In summary, in the appropriate setting LAAO may be a valid alternative to OAC in the form of NOAC in high-risk patients in whom long-term OAC is discouraged. Although this non-randomized study is hypothesis-generating only, it offers a valuable insight into the role of LAAO versus NOAC and provides a rationale for future randomized studies comparing the two treatment strategies.

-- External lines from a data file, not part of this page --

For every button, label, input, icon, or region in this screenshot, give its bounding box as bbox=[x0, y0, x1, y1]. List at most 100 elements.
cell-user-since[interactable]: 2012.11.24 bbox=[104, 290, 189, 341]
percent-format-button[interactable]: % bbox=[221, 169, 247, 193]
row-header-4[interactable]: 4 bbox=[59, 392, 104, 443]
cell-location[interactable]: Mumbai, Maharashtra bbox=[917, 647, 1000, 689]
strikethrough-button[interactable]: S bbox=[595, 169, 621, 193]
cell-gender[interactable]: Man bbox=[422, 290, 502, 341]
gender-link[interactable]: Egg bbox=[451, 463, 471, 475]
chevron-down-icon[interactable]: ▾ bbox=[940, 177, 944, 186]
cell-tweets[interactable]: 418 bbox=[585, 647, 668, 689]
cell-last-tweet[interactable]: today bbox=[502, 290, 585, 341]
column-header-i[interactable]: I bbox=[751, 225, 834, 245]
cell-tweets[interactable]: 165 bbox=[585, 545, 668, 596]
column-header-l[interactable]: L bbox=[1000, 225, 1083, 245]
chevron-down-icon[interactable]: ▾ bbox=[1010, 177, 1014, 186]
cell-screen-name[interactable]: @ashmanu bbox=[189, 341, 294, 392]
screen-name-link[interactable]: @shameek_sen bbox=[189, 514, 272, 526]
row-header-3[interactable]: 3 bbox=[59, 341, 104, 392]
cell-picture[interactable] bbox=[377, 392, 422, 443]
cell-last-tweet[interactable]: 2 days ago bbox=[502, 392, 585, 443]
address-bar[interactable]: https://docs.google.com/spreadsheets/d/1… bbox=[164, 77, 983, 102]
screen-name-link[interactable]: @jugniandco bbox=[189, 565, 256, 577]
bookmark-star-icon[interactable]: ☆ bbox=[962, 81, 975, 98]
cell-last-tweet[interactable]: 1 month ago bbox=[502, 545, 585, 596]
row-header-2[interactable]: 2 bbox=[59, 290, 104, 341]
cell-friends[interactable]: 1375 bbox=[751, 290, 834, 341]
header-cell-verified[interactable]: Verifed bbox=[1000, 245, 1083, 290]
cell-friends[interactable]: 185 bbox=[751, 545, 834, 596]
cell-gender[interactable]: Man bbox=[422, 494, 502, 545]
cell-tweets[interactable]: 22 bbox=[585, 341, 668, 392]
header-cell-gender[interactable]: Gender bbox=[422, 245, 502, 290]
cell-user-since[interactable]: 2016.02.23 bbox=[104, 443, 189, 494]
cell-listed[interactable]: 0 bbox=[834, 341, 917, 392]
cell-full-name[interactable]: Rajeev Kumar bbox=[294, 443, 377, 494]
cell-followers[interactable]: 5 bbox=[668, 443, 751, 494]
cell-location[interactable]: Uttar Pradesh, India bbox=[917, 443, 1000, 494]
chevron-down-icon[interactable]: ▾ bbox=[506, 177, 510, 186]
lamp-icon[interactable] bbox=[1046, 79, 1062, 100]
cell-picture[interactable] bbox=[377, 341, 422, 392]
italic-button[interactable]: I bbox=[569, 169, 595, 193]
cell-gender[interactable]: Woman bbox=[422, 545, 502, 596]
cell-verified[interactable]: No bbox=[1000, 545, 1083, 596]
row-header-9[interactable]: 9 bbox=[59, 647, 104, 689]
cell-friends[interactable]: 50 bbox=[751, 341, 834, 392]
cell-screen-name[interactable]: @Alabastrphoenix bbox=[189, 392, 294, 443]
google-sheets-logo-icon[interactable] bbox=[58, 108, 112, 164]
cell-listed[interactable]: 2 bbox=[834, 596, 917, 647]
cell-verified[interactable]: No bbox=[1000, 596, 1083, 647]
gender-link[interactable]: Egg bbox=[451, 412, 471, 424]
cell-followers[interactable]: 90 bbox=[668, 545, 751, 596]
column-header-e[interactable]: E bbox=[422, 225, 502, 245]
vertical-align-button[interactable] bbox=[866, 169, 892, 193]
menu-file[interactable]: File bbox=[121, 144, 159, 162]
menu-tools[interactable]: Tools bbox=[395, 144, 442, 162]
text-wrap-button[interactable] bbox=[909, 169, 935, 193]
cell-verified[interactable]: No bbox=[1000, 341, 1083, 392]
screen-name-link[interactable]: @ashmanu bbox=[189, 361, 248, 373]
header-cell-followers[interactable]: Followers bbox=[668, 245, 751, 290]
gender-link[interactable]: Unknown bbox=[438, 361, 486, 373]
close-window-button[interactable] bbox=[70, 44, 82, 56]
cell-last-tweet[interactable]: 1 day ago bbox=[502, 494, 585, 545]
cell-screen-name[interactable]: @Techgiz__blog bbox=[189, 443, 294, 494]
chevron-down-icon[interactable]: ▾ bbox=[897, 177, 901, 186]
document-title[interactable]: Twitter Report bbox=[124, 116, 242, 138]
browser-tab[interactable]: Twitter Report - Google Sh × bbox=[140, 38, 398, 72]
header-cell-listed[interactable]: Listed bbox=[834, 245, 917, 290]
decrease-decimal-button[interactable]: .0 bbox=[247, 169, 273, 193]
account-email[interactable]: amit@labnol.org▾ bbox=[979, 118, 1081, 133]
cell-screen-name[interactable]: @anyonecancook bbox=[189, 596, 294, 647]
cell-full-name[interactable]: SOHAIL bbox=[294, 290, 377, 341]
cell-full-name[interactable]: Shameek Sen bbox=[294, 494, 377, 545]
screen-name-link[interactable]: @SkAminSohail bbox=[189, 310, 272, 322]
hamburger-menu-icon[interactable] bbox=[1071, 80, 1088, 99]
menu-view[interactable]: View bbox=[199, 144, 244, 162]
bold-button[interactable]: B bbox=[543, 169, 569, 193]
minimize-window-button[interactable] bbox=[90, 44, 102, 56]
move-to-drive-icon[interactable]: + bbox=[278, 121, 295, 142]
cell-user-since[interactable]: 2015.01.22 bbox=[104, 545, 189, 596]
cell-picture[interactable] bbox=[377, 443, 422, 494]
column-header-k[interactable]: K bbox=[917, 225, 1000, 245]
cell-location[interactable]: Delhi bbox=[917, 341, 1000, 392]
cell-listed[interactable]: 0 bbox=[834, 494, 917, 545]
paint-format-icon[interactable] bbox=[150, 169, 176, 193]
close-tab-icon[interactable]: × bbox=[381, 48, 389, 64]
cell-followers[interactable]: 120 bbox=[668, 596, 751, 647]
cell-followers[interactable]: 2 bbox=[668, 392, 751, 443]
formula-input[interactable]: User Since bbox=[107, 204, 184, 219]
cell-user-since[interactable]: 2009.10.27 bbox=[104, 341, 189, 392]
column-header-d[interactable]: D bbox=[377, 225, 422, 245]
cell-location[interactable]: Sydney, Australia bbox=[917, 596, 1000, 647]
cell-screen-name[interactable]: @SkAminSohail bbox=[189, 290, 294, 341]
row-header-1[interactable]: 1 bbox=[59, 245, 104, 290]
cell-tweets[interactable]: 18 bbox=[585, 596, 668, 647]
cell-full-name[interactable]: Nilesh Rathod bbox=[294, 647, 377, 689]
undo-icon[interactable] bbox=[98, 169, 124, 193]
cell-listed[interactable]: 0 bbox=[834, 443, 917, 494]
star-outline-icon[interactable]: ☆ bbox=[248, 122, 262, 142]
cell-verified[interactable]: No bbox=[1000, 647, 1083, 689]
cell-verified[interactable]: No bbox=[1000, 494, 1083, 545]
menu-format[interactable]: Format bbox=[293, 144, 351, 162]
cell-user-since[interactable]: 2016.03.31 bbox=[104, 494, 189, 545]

Although this is the first study to date comparing LAAO with NOAC therapy, some limitations should be taken into consideration. First, observational studies are inherently biased, and even propensity score matching cannot eliminate this bias completely. Our study should be considered as hypothesis-generating only. Second, given the low number of events, our study was ultimately underpowered to show any statistically significant differences with regards to the secondary endpoints. However, our results do suggest that LAAO was at least non-inferior to NOAC. Furthermore, three patients were lost to follow-up (Figure 1) and subsequently excluded from the final cohort. However, it is unlikely that the occurrence of any cardiovascular event in any of these cases would have had any significant impact on the study results, and there is no evidence of any change in these patients’ vital status or hospital admissions in their national vital statistics and health system records. Third, although our analysis was adjusted according to the propensity score and all mortality predictors, only about a third of LAAO patients had had a prior stroke, contrasting with the NOAC cases, who were all on secondary prevention. However, our inclusion criteria, based on the CHA2DS2-VASc score, implied that all patients included in this study were considered at high risk for stroke, and most importantly, our subgroup analysis of secondary prevention patients showed an even greater effect size. Finally, our LAAO patients received their treatment in a highly experienced center,20 and complications rates and outcomes of LAAO patients treated in less experienced hospitals may differ.